The offensive remark came from CFO Takeshi Okazaki of Fast Retailing on July 11 during an event for investors. When asked about the move in Korea to boycott the brand, Okazaki said it had “already caused a certain amount of impact,” but it “won’t last for long.”
Japanese news coverage of the event quickly spread on Korean online forums and social networks, outraging local consumers who felt that Okazaki’s comments were belittling the boycott by implying it was an impulsive, short-lived movement.
The event fueled existing negative sentiment toward Uniqlo, which was already high up on the list of boycott targets as one of the most visible Japanese brands in Korea.
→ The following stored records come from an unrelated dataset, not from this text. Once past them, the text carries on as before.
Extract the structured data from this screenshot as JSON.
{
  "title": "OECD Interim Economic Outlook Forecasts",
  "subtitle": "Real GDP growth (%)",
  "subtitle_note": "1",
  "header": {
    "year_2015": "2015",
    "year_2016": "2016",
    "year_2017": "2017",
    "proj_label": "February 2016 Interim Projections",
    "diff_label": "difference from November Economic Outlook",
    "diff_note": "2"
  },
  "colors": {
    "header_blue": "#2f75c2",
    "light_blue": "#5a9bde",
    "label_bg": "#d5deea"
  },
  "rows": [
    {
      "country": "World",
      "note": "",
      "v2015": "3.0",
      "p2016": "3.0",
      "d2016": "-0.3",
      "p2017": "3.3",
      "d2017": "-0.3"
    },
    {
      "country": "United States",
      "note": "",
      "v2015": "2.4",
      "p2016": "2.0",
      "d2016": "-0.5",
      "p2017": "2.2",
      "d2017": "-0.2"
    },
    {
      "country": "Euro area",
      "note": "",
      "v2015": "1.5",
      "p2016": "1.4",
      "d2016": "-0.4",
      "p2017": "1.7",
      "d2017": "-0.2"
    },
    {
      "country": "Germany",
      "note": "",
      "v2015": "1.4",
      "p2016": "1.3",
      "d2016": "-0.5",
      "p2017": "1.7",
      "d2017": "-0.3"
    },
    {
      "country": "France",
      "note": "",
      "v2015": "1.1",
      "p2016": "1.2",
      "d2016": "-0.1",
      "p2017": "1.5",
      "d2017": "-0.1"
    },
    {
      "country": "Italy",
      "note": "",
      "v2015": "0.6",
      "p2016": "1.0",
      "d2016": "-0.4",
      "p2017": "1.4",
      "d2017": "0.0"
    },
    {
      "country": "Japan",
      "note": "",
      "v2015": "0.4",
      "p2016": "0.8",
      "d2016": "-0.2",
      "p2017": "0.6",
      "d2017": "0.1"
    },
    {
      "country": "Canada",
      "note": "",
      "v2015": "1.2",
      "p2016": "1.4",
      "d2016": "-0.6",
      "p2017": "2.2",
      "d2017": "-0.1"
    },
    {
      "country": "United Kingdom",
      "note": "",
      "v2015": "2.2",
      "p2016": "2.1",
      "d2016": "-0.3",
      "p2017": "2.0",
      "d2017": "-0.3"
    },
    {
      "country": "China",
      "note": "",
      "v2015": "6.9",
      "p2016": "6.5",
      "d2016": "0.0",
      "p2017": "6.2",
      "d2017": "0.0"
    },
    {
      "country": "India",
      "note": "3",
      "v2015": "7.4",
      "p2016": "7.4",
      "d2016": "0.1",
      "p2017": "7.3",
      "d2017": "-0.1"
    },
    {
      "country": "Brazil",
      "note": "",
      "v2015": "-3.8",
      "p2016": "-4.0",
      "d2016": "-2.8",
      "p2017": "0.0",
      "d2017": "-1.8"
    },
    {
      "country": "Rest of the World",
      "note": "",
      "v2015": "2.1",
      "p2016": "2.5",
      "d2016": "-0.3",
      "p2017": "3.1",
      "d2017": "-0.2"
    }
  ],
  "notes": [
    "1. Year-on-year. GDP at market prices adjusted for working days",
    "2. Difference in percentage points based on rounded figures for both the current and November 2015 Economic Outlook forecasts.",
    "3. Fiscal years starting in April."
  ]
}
After Okazaki’s comment, protesters started gathering in front of Uniqlo stores to discourage people from shopping there.
As complaints snowballed online, Uniqlo Korea issued an apology last Tuesday, adding an explanation that Okazaki’s intentions were misunderstood as he used the wrong expressions. What he was trying to convey, it said, was that the company would continue to offer good products and services despite the negative sentiment.
However, the statement didn’t do much to cool down the outrage, as some protesters said the response didn’t come from Uniqlo’s Japanese headquarters but was issued by Uniqlo’s Korean office. Uniqlo Korea is run by FRL Korea, a joint venture of Fast Retailing and Lotte Shopping, which each own a 51 and 49 percent share respectively.
Last week’s apology was also not widely publicized on the brand’s official website or social network accounts. The statement was sent to press that specifically contacted the Korean office asking for a response regarding to Okazaki’s comment. The new apology again says that Okazaki used the wrong words, and what he meant to say was he wishes the boycott movement will be short lived, not he believes it will.